Last of the PEX Water Lines

July 23, 2015

I spent the whole day running the last of the PEX through my tiny house and while I am happy to say that I finally finished that project, the whole thing was just so much harder than I thought it was going to be.

Here are the major difficulties and accomplishments I can remember working on the house yesterday:

  • I spent about an hour in the morning trying to figure out exactly where I was going to drill holes in the floor for the three PEX lines that would go to my water heater and provide a drain my water tank. I thought about going directly through the floor, but eventually discarded that idea because I was afraid the hole in the metal flashing underneath my subfloor might be sharp and eventually cut through my PEX. I also wanted the PEX to come out somewhere near the edge of the house where it would be easy to access when I needed to attach or detach my water heater. Eventually, I decided to run it through the bottom edge of my rear wall. That involved drilling a 5 inch hole at exactly the right angle so that the PEX would come out between my trailer frame and the edge of my wall sheathing, a space of only 2 inches. I drilled one hole successfully before realizing it really wasn’t in a good spot and then drilled three more holes that I would actually end up using.
Drilling Holes at the Right Angle

Drilling Holes at the Right Angle

Finished Hole

Finished Hole

More Holes with Start of Cold (Right) and Hot (Left) Lines

More Holes with Start of Cold (Right) and Hot (Left) Lines

Cold Line Coming Out Bottom of Rear Wall

Cold Line Coming Out Bottom of Rear Wall

  • The next thing I needed to do was design some kind of block that I could attach all of the fixtures for my water heater underneath the rear wall of my house (to heat my water, I purchased an Eccotemp L5 Portable Tankless Water Heater which was relatively inexpensive, but cannot be installed inside the house). This included two screw on male hose attachments and two on/off valves, one for the cold water line coming out of the house and one for the hot water line going back into the house. It took me a while to figure out a good design, but eventually I came up with a notched block of 2 x 4 cedar that would exactly fit in the small space between the subfloor and the exterior sheathing and in length between the hot and cold lines coming down through the wall. I cut the block when I was at the tiny house and later in the day, took some time to stain it. I also carefully assembled the fixtures in a way that lined up well with my block.
Block for Exterior Water Heater Fixtures

Block for Exterior Water Heater Fixtures

  • The next problem was figuring out exactly how to run all of the water lines through my mechanicals cabinet with in a way that took up the least amount of space, had the least number of turns, did not impede the installation or removal of the water tank and did not get in the way of the removable wall panel I was going to put behind my stove cabinet. Meeting all of those different requirements turned out to be quite a geometrical challenge. Eventually, Sheila came over to take a look and together, we came up with a solution I was reasonably happy with. By then, it was about 2:30 PM. After that, it was just a matter of cutting all the PEX lines and attaching it all together, which was actually rather fun. That took me until about 5:30 PM.
Final PEX Routing Inside my Mechanicals Cabinet

Final PEX Routing Inside my Mechanicals Cabinet

  • In above photo:
    • Uppermost blue PEX line is input from city water inlet outside the house
    • Large white hose is input from fresh water in line outside the house
    • Red and blue PEX lines running out of the top right side of the picture go to the kitchen sink
    • White object is my Flojet 2.9 GPM 50 PSI Water Pump
    • Flexible braided hose is the connection from the water tank to the pump
PEX Below Mechanicals Cabinet Shelf (Will Be Behind Water Tank)

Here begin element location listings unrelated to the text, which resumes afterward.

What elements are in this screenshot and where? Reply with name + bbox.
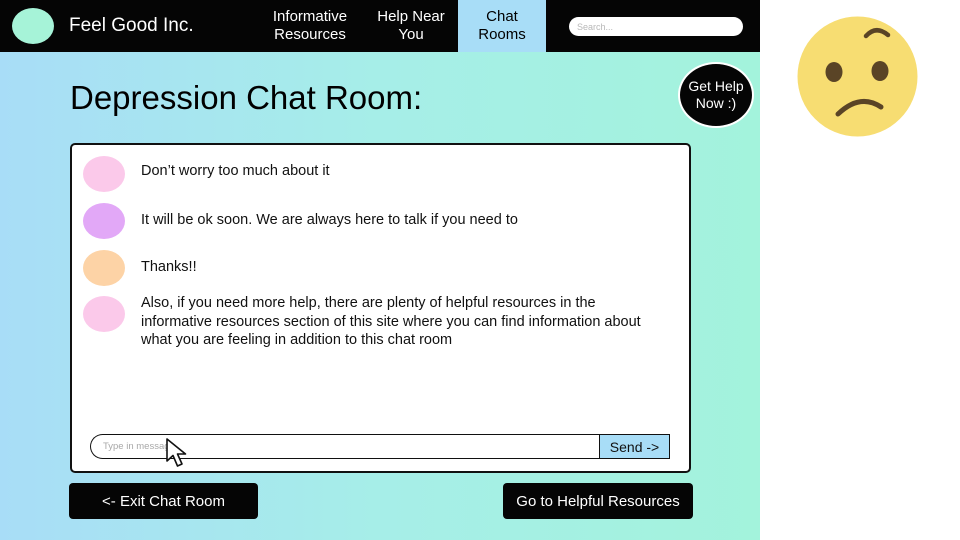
nav-label-line2: Resources: [274, 26, 346, 43]
nav-chat-rooms[interactable]: Chat Rooms: [458, 0, 546, 52]
exit-chat-room-button[interactable]: <- Exit Chat Room: [69, 483, 258, 519]
message-avatar: [83, 296, 125, 332]
emoji-eye-right: [871, 61, 889, 81]
nav-help-near-you[interactable]: Help Near You: [366, 0, 456, 52]
go-to-helpful-resources-button[interactable]: Go to Helpful Resources: [503, 483, 693, 519]
message-text: It will be ok soon. We are always here t…: [141, 212, 518, 228]
chat-panel: Don’t worry too much about it It will be…: [70, 143, 691, 473]
message-avatar: [83, 156, 125, 192]
nav-label-line1: Informative: [272, 8, 348, 25]
navbar: Feel Good Inc. Informative Resources Hel…: [0, 0, 760, 52]
nav-label-line2: You: [398, 26, 424, 43]
message-avatar: [83, 250, 125, 286]
help-button-line1: Get Help: [688, 78, 744, 94]
nav-label-line1: Chat: [486, 8, 518, 25]
emoji-face-circle: [797, 16, 918, 137]
nav-label-line1: Help Near: [377, 8, 445, 25]
page-title: Depression Chat Room:: [70, 79, 423, 116]
search-input[interactable]: [569, 17, 743, 36]
emoji-eye-left: [825, 62, 843, 82]
nav-informative-resources[interactable]: Informative Resources: [262, 0, 358, 52]
mouse-pointer-icon: [166, 438, 187, 467]
nav-label-line2: Rooms: [478, 26, 526, 43]
worried-face-icon: [797, 16, 918, 137]
logo-icon[interactable]: [12, 8, 54, 44]
message-text: Also, if you need more help, there are p…: [141, 295, 641, 348]
message-avatar: [83, 203, 125, 239]
send-button[interactable]: Send ->: [599, 434, 670, 459]
get-help-now-button[interactable]: Get Help Now :): [678, 62, 754, 128]
app-window: Feel Good Inc. Informative Resources Hel…: [0, 0, 760, 540]
help-button-line2: Now :): [695, 95, 737, 111]
message-text: Don’t worry too much about it: [141, 163, 330, 179]
brand-name[interactable]: Feel Good Inc.: [69, 14, 194, 38]
message-text: Thanks!!: [141, 259, 197, 275]
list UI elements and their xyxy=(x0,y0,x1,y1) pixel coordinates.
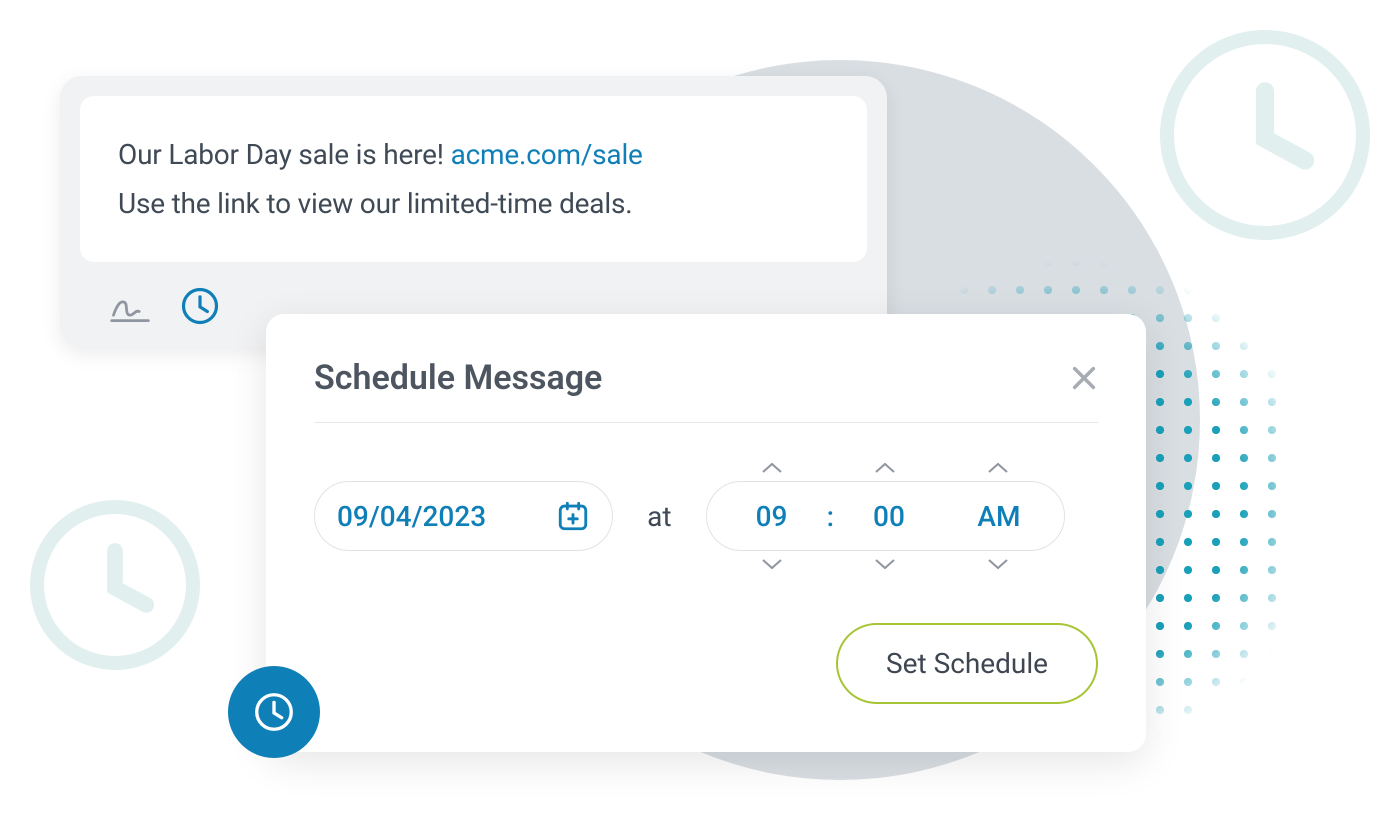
time-colon: : xyxy=(827,500,834,533)
calendar-icon[interactable] xyxy=(556,499,590,533)
decorative-clock-icon xyxy=(1160,30,1370,240)
close-icon[interactable] xyxy=(1070,364,1098,392)
message-line-2: Use the link to view our limited-time de… xyxy=(118,179,829,228)
ampm-value[interactable]: AM xyxy=(944,500,1054,533)
schedule-clock-icon[interactable] xyxy=(178,284,222,328)
message-composer: Our Labor Day sale is here! acme.com/sal… xyxy=(60,76,887,348)
date-value: 09/04/2023 xyxy=(337,500,486,533)
hour-up-chevron-icon[interactable] xyxy=(717,461,827,475)
minute-down-chevron-icon[interactable] xyxy=(830,557,940,571)
scheduled-badge-clock-icon xyxy=(228,666,320,758)
message-text-prefix: Our Labor Day sale is here! xyxy=(118,138,451,171)
message-link[interactable]: acme.com/sale xyxy=(451,138,643,171)
ampm-down-chevron-icon[interactable] xyxy=(943,557,1053,571)
at-label: at xyxy=(647,500,671,533)
hour-value[interactable]: 09 xyxy=(717,500,827,533)
date-input[interactable]: 09/04/2023 xyxy=(314,481,613,551)
time-input: 09 : 00 AM xyxy=(706,455,1065,577)
signature-icon[interactable] xyxy=(108,284,152,328)
message-line-1: Our Labor Day sale is here! acme.com/sal… xyxy=(118,130,829,179)
ampm-up-chevron-icon[interactable] xyxy=(943,461,1053,475)
set-schedule-button[interactable]: Set Schedule xyxy=(836,623,1098,704)
decorative-clock-icon xyxy=(30,500,200,670)
message-textarea[interactable]: Our Labor Day sale is here! acme.com/sal… xyxy=(80,96,867,262)
schedule-message-modal: Schedule Message 09/04/2023 at xyxy=(266,314,1146,752)
schedule-title: Schedule Message xyxy=(314,358,602,398)
hour-down-chevron-icon[interactable] xyxy=(717,557,827,571)
minute-value[interactable]: 00 xyxy=(834,500,944,533)
minute-up-chevron-icon[interactable] xyxy=(830,461,940,475)
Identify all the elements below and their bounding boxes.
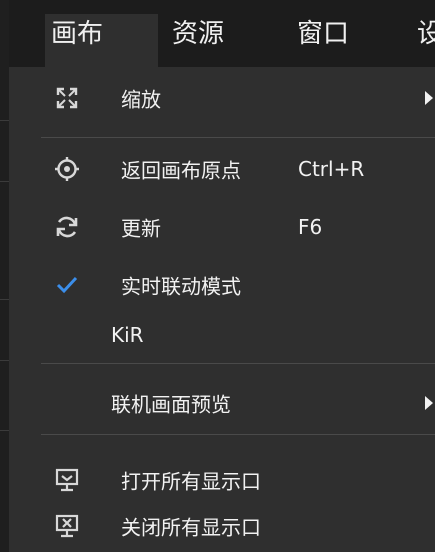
menu-separator <box>41 363 435 364</box>
menu-item-label: 关闭所有显示口 <box>121 515 261 540</box>
edge-line <box>0 120 9 121</box>
menu-item-label: 实时联动模式 <box>121 274 241 299</box>
target-icon <box>53 155 81 183</box>
edge-line <box>0 181 9 182</box>
monitor-close-icon <box>53 512 81 540</box>
menu-window[interactable]: 窗口 <box>297 14 349 54</box>
menu-item-zoom[interactable]: 缩放 <box>9 69 435 127</box>
menu-settings[interactable]: 设 <box>417 14 435 54</box>
menu-separator <box>41 137 435 138</box>
monitor-download-icon <box>53 466 81 494</box>
menu-item-label: 缩放 <box>121 87 161 112</box>
menu-item-label: 打开所有显示口 <box>121 469 261 494</box>
menubar: 画布 资源 窗口 设 <box>9 0 435 67</box>
menu-item-kir[interactable]: KiR <box>9 306 435 364</box>
edge-line <box>0 360 9 361</box>
menu-canvas[interactable]: 画布 <box>51 14 103 54</box>
shortcut-label: Ctrl+R <box>298 157 365 181</box>
menu-item-refresh[interactable]: 更新 F6 <box>9 198 435 256</box>
menu-resources[interactable]: 资源 <box>172 14 224 54</box>
shortcut-label: F6 <box>298 215 323 239</box>
menu-item-label: KiR <box>111 323 144 347</box>
edge-line <box>0 299 9 300</box>
menu-item-close-all-outputs[interactable]: 关闭所有显示口 <box>9 497 435 552</box>
menu-separator <box>41 434 435 435</box>
menu-item-label: 联机画面预览 <box>111 392 231 417</box>
zoom-fit-icon <box>53 84 81 112</box>
edge-line <box>0 430 9 431</box>
app-window: 画布 资源 窗口 设 缩放 返回画布原点 Ctrl+R 更新 F6 实时联动模式… <box>0 0 435 552</box>
background-app-edge <box>0 0 9 552</box>
refresh-icon <box>53 213 81 241</box>
check-icon <box>53 271 81 299</box>
menu-item-online-preview[interactable]: 联机画面预览 <box>9 374 435 432</box>
submenu-arrow-icon <box>425 91 433 105</box>
menu-item-label: 更新 <box>121 216 161 241</box>
menu-item-label: 返回画布原点 <box>121 158 241 183</box>
submenu-arrow-icon <box>425 396 433 410</box>
menu-item-return-origin[interactable]: 返回画布原点 Ctrl+R <box>9 140 435 198</box>
canvas-dropdown-menu: 缩放 返回画布原点 Ctrl+R 更新 F6 实时联动模式 KiR 联机画面预览… <box>9 67 435 552</box>
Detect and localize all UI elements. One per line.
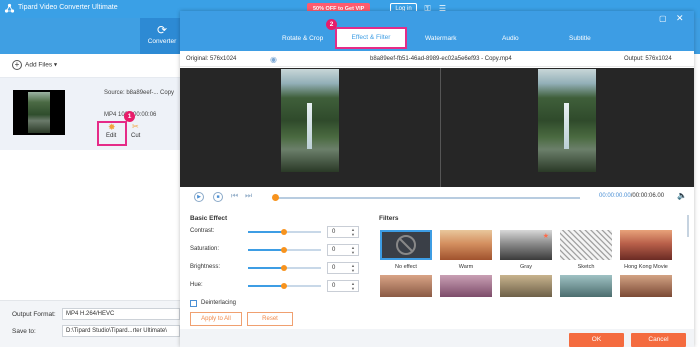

PEX Below Mechanicals Cabinet Shelf (Will Be Behind Water Tank)

After solving the above problems, the only thing left to do was to attach my carefully designed mounting block and water heater fixtures on the outside of the house. I thought about putting this off since I knew it would probably involve a new problem I hadn’t thought of end it was already pretty late in the day, but I really wanted to get everything done. I was sure something would go wrong with this task. But somehow, everything came together exactly the way I had envisioned it and within 45 minutes, I had the block mounted and all of my fixtures attached. I’m really happy with how this turned out. Once I connected all the fixtures and secured them to the block using a few nail in PEX C clamps, the whole mechanism turned out to be extremely sturdy. I’m now quite confident that I will be able to open and close the release valves and attach and detach the hose fittings as many times as I need to without fatiguing any of the parts.

Water Heater Fixtures Outside

Water Heater Fixtures Outside

Fixtures from Undernieth the House

Fixtures from Undernieth the House

That was it for yesterday. I feel like it took me three or four more days than I thought it would, but I have finally finished running all of my water lines. That means that the next thing I get to do is test the water lines. I sure hope they work!

Favorite parts of my day:

  • Having Sheila come out and help me figure out how to run the last of the PEX Lines through my mechanicals cabinet.
  • Attaching all of my PEX fittings to my custom made block on the outside of the trailer and seeing how well it turned out.